Komando Pasukan Khusus (Kopassus) merupakan salah satu pasukan elite yang mana dimiliki TNI Angkatan Darat (AD). Populer disebut Korps Baret Merah, satuan ini dipimpin orang Jenderal Bintang 2 atau Mayor Jenderal (Mayjen) yang digunakan biasa dikenal Danjen Kopassus.
Pada statusnya sebagai Komando Tempur Utama yang mana dimiliki TNI AD, Kopassus berisikan prajurit-prajurit andal yang telah dibekali berbagai kemampuan khusus. Selain itu, mereka itu yang mana ingin menjadi bagiannya harus siap dengan segala risiko yang menghadang ke depannya.
Risiko Menjadi Anggota Kopassus
1. Seleksi yang Sangat Berat
Kopassus mempunyai standar tinggi mengenai anggota. Tak sembarangan, hanya sekali prajurit yang digunakan berhasil menyelesaikan sekolah sekadar yang nantinya mampu lolos.

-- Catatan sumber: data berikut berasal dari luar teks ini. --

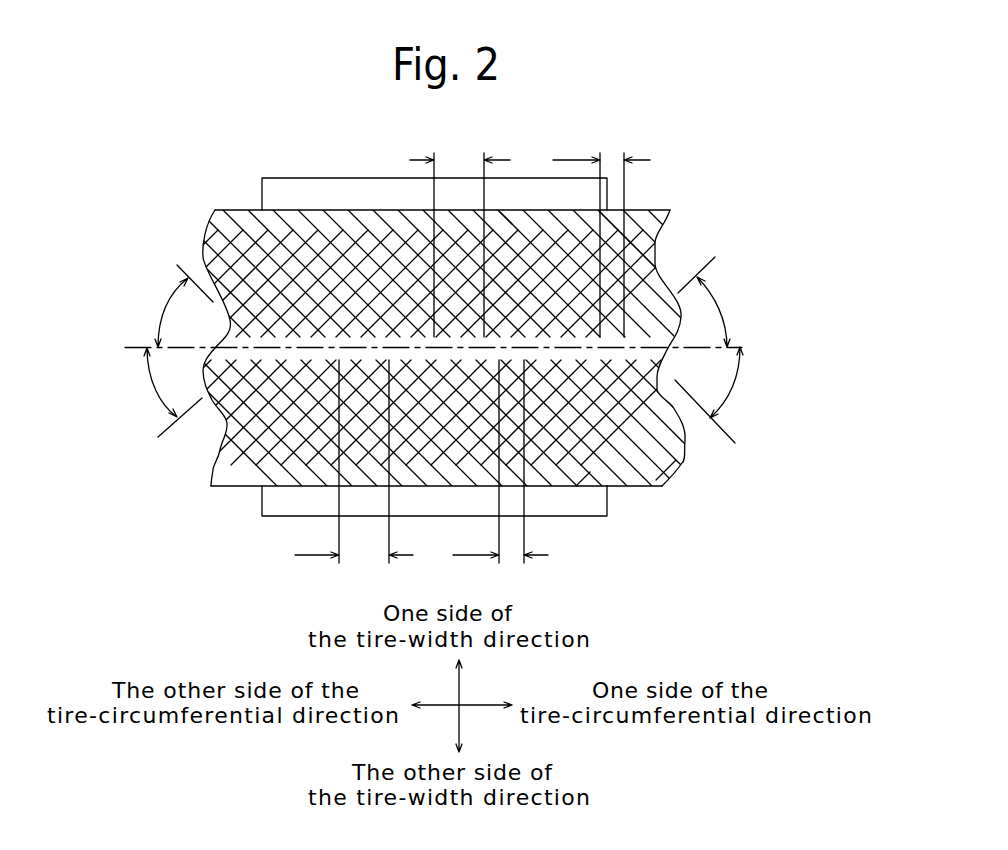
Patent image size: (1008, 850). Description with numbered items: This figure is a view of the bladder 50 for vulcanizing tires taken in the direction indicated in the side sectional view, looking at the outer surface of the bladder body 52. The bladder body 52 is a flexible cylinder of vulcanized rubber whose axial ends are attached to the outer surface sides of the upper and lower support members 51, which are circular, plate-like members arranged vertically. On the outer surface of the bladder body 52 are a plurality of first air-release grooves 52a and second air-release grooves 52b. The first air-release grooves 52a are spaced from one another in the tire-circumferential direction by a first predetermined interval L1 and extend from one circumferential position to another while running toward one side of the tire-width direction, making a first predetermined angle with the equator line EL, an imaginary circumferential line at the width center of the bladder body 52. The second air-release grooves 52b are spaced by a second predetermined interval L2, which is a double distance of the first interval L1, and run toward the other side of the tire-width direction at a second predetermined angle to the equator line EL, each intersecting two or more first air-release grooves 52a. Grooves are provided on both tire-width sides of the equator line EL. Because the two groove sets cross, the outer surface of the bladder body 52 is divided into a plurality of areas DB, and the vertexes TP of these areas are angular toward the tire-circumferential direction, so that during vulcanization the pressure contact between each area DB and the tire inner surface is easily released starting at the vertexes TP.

The bladder for vulcanizing tires 50 is at (450, 346).
The support member 51 is at (320, 178).
The bladder body 52 is at (687, 438).
The first air-release groove 52a is at (527, 212).
The second air-release groove 52b is at (635, 243).
The first predetermined interval L1 is at (551, 351).
The second predetermined interval L2 is at (402, 351).
The vertex TP is at (247, 247).
The area DB is at (240, 245).
The equator line EL is at (130, 347).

Secara umum, sekolah Kopassus terbagi menjadi tiga tahapan. Masing-masing adalah tahap basis, tahap gunung hutan, dan juga tahap rawa laut.
– Tahap Basis
Pada tahap ini, prajurit akan dibekali ilmu-ilmu dasar prajurit Komando, baik secara perorangan, kelompok, hingga hubungan tim.
Akhir dari tahapan ini ditandai dengan materi Uji Keterampilan Komando (UKK) yang tersebut harus diselesaikan selama 12 hari.
– Tahap Gunung Hutan
Tahapan ini menjadi perangkat lunak dari segala materi yang tersebut sebelumnya didapat prajurit Komando di tempat Tahap Basis. Prajurit diharuskan bisa saja mempertahankan diri pada berbagai macam keadaan medan dan juga cuaca yang dimaksud ekstrem.
Tahap Gunung Hutan diakhiri Long March dari Bandung ke Cilacap dengan 10 etape siang lalu di malam hari sejauh 455 km.
– Tahap Rawa Laut
Tahap Rawa Laut adalah tahapan terakhir dari pendidikan. Melalui bukunya yang berjudul “Sutiyoso The Field General: Totalitas Prajurit Para Komando”, Sutiyoso pernah membagikan pengalamannya ketika menjalani tahap ini.
Para prajurit dilatih kemampuan patroli ilmu medan serta rawa, juga uji pembebasan tokoh di area kamp tawanan. Prajurit Komando setiap hari harus berenang kemudian mendayung, melakukan praktek pendaratan, survival laut, renang ponco hingga berlatih pelolosan.
2. Risiko Fisik
Risiko fisik harus siap diterima prajurit Kopassus. Dalam hal ini, Korps Baret Merah memang sebenarnya dikenal punya sederet latihan ekstrem yang mana menguras fisik serta mental. Berikut beberapa contohnya:
– Latihan Survival di tempat Tengah Hutan
Latihan ini membutuhkan kombinasi kemampuan fisik, mental hingga spiritual. Di pada hutan, anggota harus mencoba untuk bertahan hidup dengan perlengkapan dan juga perbekalan yang dimaksud seadanya.